Given a quadratic equation $ax^2+bx+c=0$ with roots $\alpha$ and $\beta$, we have: $\displaystyle\boxed{\alpha+\beta=\frac{-b}{a}}$ $\displaystyle\boxed{\alpha\beta=\frac{c}{a}}$

How do we prove this? It is actually due to the quadratic formula!

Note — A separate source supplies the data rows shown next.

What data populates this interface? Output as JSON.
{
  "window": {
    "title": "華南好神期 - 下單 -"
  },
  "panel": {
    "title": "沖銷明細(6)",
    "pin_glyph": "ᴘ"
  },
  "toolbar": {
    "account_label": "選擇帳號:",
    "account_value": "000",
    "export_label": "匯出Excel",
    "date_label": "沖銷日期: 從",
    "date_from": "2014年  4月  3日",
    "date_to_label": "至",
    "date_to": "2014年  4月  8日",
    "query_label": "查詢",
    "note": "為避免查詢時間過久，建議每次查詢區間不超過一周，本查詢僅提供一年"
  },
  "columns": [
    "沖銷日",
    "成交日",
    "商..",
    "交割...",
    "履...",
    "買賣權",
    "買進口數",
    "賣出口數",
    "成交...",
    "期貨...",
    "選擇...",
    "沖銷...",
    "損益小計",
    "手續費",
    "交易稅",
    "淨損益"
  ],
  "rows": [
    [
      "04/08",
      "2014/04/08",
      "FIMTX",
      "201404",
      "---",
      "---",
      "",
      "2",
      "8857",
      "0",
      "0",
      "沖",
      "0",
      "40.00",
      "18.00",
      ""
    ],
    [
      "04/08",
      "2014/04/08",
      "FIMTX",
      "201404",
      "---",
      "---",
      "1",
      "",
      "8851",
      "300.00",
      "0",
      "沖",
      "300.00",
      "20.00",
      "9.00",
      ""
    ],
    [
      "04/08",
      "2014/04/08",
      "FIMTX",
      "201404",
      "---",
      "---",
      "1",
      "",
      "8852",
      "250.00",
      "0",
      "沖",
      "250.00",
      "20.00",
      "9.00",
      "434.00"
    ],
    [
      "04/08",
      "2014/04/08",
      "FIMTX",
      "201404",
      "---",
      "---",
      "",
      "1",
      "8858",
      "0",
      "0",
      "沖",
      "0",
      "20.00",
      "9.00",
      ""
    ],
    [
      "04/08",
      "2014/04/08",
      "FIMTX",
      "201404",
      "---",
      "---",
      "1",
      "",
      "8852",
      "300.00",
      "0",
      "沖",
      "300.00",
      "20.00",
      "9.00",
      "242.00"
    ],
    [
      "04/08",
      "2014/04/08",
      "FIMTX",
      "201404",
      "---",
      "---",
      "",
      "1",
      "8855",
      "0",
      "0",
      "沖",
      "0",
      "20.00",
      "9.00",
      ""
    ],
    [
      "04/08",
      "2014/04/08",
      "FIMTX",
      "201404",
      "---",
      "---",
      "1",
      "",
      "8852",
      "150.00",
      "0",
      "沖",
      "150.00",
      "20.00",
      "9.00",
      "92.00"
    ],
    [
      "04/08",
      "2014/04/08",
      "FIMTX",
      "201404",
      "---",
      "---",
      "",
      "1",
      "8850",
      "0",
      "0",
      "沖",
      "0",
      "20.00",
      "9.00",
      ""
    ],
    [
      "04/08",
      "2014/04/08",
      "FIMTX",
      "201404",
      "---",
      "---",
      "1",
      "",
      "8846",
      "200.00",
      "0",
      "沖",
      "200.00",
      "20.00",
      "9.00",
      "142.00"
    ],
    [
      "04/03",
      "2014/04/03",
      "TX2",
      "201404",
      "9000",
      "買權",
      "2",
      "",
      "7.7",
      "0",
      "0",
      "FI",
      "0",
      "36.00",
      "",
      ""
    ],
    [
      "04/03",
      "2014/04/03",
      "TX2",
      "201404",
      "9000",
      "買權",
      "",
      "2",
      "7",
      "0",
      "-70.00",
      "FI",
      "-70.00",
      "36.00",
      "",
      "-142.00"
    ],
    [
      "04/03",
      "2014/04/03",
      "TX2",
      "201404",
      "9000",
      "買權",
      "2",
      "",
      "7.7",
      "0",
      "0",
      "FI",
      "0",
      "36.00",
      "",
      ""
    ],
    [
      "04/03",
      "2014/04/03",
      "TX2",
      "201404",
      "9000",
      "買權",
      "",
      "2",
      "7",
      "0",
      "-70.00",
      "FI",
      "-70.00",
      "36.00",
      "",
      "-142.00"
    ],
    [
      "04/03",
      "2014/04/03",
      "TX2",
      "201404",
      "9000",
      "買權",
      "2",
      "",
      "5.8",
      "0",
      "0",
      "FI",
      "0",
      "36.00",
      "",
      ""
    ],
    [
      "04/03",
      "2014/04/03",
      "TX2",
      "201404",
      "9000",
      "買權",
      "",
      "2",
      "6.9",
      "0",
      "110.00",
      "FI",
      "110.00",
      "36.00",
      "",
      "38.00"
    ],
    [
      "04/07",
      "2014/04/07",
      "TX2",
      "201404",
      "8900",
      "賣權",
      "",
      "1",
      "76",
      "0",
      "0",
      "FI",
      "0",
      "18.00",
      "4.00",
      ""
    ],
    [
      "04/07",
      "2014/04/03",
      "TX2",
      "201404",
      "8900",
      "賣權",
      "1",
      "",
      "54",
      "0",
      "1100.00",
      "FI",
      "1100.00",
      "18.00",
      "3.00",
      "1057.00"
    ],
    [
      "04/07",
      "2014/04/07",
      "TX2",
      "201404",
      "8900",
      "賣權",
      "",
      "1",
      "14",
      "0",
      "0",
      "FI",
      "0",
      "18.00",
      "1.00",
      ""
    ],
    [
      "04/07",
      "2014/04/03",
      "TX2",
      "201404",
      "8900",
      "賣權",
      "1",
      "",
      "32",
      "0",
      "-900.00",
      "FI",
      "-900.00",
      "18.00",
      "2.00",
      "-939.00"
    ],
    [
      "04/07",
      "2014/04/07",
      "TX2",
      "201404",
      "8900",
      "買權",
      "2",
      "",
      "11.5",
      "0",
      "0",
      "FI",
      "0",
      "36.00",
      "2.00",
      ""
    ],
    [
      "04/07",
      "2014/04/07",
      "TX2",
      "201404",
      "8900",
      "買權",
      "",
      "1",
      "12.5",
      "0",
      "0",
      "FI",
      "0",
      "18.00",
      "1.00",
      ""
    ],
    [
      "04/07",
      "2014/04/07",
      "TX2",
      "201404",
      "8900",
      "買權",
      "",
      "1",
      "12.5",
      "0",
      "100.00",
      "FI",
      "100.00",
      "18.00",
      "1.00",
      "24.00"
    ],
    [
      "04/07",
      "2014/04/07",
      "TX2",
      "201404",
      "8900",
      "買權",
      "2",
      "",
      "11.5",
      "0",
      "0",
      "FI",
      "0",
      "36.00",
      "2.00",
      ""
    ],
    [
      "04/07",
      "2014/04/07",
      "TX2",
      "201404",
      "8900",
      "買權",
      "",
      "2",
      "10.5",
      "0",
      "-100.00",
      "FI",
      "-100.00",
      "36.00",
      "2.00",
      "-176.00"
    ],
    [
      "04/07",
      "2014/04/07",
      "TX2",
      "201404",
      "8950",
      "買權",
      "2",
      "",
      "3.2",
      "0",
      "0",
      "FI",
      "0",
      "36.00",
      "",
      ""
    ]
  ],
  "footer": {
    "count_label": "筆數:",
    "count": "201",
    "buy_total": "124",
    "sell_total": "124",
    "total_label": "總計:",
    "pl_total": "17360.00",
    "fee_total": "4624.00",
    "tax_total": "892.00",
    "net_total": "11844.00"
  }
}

Recall that the quadratic formula gives the roots of the quadratic equation as: $\displaystyle\boxed{x=\frac{-b\pm \sqrt{b^2-4ac}}{2a}}$

Now, we can let $\displaystyle \alpha=\frac{-b+\sqrt{b^2-4ac}}{2a}$ $\displaystyle \beta=\frac{-b-\sqrt{b^2-4ac}}{2a}$

Hence, $\displaystyle \alpha+\beta=\frac{-2b}{2a}=\frac{-b}{a}$ $\begin{array}{rcl} \displaystyle \alpha\beta&=&\frac{-b+\sqrt{b^2-4ac}}{2a}\times\frac{-b-\sqrt{b^2-4ac}}{2a}\\ &=&\frac{b^2-(b^2-4ac)}{4a^2}\\ &=&\frac{4ac}{4a^2}\\ &=&\frac{c}{a}\end{array}$

In the above proof, we made use of the identity $(A+B)(A-B)=A^2-B^2$

The above formulas are also known as Vieta’s formulas (for quadratic). There we have it, this is how we prove the formula for the sum and product of roots!